Zuerst hielt sich Tony parallel zu dem Pfad, den der andere benutzte, beschleunigte auf dem leicht abschüssigen Untergrund, bis seine Lunge zu platzen schien, und schlug dann einen Bogen, um hinter den anderen zu kommen. Zu spät erkannte er, dass der Mann nun die Deckung eines Stechpalmengebüschs hatte. Über den schulterhohen stacheligen Blättern sah Tony den Mann, der sein Feind war. Der Andere stieß hechelnd den Atem aus. Auf seiner Stirn schimmerte Schweiß, als er nun anhielt und sich umdrehte, stieg Dampf von seinem Kopf auf. Er hatte seine Pistole in der rechten Hand getragen, nun stellte er sich breitbeinig in Position und fasste die Waffe mit beiden Händen. Er ließ sich Zeit. Er war außer Atem, und er sah sich vom Ilex-Gestrüpp gedeckt. Der Angreifer musste es umrunden und kam ihm dann direkt vor die Mündung. Er brauchte nur zu warten.
Aber Tony Tanner nutzte die Strategie, die jeder Schwächere nutzt, sofern er überleben will und genügend Intellekt besitzt. Mehr Schmerz, weniger Rücksicht auf sich selbst, das eigene Blut vergießen, um den Gegner zu vernichten, Nahkampf, um ihn zu besiegen.
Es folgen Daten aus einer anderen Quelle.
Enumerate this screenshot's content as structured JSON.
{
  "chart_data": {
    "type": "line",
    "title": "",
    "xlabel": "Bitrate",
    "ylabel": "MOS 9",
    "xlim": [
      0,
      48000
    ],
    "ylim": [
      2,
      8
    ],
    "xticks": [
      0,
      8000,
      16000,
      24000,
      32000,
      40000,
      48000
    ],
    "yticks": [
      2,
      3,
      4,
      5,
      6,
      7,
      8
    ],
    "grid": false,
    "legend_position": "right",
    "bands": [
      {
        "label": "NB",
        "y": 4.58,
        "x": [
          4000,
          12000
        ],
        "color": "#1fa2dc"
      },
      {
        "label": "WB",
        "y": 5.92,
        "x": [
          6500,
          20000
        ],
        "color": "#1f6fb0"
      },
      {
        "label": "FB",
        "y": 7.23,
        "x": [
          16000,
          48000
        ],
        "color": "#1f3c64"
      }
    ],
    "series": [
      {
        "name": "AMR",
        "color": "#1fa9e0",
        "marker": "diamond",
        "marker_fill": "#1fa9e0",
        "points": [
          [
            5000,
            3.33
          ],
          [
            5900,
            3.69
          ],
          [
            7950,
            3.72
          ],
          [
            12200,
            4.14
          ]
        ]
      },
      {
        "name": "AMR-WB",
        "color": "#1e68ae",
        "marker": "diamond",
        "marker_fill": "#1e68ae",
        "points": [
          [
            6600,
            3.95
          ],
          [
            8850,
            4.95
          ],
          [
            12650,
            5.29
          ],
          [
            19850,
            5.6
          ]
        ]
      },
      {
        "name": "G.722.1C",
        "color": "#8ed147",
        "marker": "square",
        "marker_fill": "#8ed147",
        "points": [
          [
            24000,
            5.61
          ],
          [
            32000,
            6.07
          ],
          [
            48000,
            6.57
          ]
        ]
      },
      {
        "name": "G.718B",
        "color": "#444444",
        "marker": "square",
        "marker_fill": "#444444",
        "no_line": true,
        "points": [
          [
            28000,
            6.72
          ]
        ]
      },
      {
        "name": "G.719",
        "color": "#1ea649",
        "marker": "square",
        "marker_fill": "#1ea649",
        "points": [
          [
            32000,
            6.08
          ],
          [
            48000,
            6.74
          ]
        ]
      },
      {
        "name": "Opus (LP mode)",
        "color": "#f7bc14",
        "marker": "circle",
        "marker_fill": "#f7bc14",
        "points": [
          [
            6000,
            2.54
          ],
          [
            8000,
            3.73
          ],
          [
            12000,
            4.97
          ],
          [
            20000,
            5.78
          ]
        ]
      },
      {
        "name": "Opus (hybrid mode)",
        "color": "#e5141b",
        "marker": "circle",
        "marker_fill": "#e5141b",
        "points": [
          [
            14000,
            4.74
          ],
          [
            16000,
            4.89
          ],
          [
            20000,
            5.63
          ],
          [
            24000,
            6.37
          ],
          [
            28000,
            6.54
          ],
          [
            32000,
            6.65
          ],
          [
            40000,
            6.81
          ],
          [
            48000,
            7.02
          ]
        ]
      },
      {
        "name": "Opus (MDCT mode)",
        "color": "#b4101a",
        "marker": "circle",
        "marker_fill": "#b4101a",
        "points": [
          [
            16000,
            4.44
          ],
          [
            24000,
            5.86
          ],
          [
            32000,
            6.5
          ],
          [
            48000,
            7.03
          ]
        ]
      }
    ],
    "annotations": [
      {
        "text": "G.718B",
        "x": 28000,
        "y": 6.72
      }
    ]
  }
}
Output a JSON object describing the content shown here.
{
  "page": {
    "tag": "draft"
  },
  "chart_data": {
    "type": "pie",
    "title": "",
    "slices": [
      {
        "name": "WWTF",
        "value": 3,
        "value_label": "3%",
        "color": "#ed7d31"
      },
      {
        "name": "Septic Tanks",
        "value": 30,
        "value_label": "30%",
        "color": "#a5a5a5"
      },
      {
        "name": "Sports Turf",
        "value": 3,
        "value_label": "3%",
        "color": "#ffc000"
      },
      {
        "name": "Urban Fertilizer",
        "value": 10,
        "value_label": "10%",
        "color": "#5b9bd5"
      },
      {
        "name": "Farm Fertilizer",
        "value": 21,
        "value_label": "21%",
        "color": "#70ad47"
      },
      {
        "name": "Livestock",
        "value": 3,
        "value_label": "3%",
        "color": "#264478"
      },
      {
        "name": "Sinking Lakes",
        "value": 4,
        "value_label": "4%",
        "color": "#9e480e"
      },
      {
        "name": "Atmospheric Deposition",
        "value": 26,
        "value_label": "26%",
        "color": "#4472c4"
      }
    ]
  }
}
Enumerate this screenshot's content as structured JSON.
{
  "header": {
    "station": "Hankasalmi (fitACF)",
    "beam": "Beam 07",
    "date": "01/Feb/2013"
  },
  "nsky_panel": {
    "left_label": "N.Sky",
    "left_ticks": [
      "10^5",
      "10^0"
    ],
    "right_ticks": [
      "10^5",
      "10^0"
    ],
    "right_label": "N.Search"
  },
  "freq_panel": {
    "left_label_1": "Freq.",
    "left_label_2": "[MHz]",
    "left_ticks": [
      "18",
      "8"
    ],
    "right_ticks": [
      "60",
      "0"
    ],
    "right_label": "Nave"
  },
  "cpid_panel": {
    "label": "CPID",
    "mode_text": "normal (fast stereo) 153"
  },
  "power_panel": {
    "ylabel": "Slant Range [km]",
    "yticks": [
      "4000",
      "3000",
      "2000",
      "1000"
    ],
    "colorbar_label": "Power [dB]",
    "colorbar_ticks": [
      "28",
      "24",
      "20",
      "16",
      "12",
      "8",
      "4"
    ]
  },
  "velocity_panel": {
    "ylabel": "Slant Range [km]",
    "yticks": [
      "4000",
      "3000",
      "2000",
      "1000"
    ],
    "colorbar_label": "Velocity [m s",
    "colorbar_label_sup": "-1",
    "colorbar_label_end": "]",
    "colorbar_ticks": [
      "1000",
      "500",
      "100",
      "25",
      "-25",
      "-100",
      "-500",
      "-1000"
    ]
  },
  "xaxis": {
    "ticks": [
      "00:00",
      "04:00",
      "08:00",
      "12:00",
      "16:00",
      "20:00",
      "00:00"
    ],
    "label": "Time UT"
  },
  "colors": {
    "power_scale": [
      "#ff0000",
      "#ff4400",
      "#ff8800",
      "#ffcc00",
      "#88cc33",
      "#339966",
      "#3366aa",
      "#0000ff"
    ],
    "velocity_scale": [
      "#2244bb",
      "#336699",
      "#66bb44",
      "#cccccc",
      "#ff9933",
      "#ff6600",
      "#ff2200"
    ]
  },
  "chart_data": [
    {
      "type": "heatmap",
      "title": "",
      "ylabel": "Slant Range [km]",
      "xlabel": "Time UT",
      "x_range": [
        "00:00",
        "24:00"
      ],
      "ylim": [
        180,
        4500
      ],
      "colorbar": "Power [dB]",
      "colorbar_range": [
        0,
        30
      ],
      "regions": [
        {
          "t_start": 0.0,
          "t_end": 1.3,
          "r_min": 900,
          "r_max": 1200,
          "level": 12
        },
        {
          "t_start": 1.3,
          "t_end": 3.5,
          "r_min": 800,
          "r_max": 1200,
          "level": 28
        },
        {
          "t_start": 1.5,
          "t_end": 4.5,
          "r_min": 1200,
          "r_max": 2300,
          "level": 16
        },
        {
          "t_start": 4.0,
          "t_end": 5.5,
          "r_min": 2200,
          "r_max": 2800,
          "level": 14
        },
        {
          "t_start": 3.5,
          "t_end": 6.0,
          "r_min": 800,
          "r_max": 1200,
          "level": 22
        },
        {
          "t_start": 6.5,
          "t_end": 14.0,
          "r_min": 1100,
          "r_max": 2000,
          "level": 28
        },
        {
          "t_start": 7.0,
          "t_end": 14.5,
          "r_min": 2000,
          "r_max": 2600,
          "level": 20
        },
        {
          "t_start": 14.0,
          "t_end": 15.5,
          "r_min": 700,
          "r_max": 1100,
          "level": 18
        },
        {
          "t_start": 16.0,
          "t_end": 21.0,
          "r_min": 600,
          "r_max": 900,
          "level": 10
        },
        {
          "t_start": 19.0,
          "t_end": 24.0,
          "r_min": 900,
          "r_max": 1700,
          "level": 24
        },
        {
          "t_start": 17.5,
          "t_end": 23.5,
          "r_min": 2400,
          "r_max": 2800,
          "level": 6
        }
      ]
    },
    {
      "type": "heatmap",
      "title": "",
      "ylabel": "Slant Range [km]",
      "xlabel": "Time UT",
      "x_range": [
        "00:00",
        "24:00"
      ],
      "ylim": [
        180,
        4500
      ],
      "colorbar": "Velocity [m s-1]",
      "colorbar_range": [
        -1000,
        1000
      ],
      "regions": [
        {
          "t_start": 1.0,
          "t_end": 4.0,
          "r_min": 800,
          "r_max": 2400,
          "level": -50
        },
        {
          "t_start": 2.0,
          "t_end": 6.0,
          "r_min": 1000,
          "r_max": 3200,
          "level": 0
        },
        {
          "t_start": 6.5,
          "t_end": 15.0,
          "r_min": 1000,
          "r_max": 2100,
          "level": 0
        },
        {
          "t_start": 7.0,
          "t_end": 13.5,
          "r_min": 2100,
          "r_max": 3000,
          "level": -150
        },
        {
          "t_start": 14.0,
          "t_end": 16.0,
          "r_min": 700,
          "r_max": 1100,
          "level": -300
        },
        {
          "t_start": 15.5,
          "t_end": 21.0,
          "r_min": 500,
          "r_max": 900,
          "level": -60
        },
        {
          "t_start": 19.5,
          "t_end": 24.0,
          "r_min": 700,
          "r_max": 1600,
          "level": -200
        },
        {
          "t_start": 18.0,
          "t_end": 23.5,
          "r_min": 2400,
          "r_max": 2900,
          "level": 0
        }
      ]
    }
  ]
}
Krachend brach Tony mitten durch das Gestrüpp. Die harten Blätter mit ihren spitzen Nadeln schlugen ihn ins Gesicht, rissen seine Haut auf. Er wollte schreien, bekam keinen Ton heraus, wurde vom eigenen Schwung vorwärts gerissen, wedelte mit den Armen, schlug um sich auf die Blätter, vollführte komische Hopser, um das Gleichgewicht zu halten.
Der Andere sah ihn aus den Augenwinkeln kommen, fuhr herum und feuerte. Er war überrascht und sein Schuss ging irgendwo seitlich in den Wald. Noch einmal nahm er das Ziel auf, hielt Kimme und Korn mitten auf die Brust des heranstürmenden Tony. Der Schussfinger krümmte sich, zwei, drei, vier Schüsse jagten aus der Mündung.
Tony konnte nicht ausweichen, sich nicht verstecken. Immer noch trieb ihn der eigene Schwung nach vorne, die Konsequenz einer einmal getroffenen Entscheidung prügelte ihn vorwärts. Sein Fuß blieb an einem Ast hängen, er kippte nach vorne, hörte einen Schrei und zugleich die Schüsse. Die Projektile sirrten über ihn hinweg, immer im selben Abstand. Tony stolperte vorwärts, zu schnell für den Schützen, um die Differenz auszugleichen. Er feuerte noch einige Male, verfehlte und wurde im nächsten Augenblick von Tony gerammt.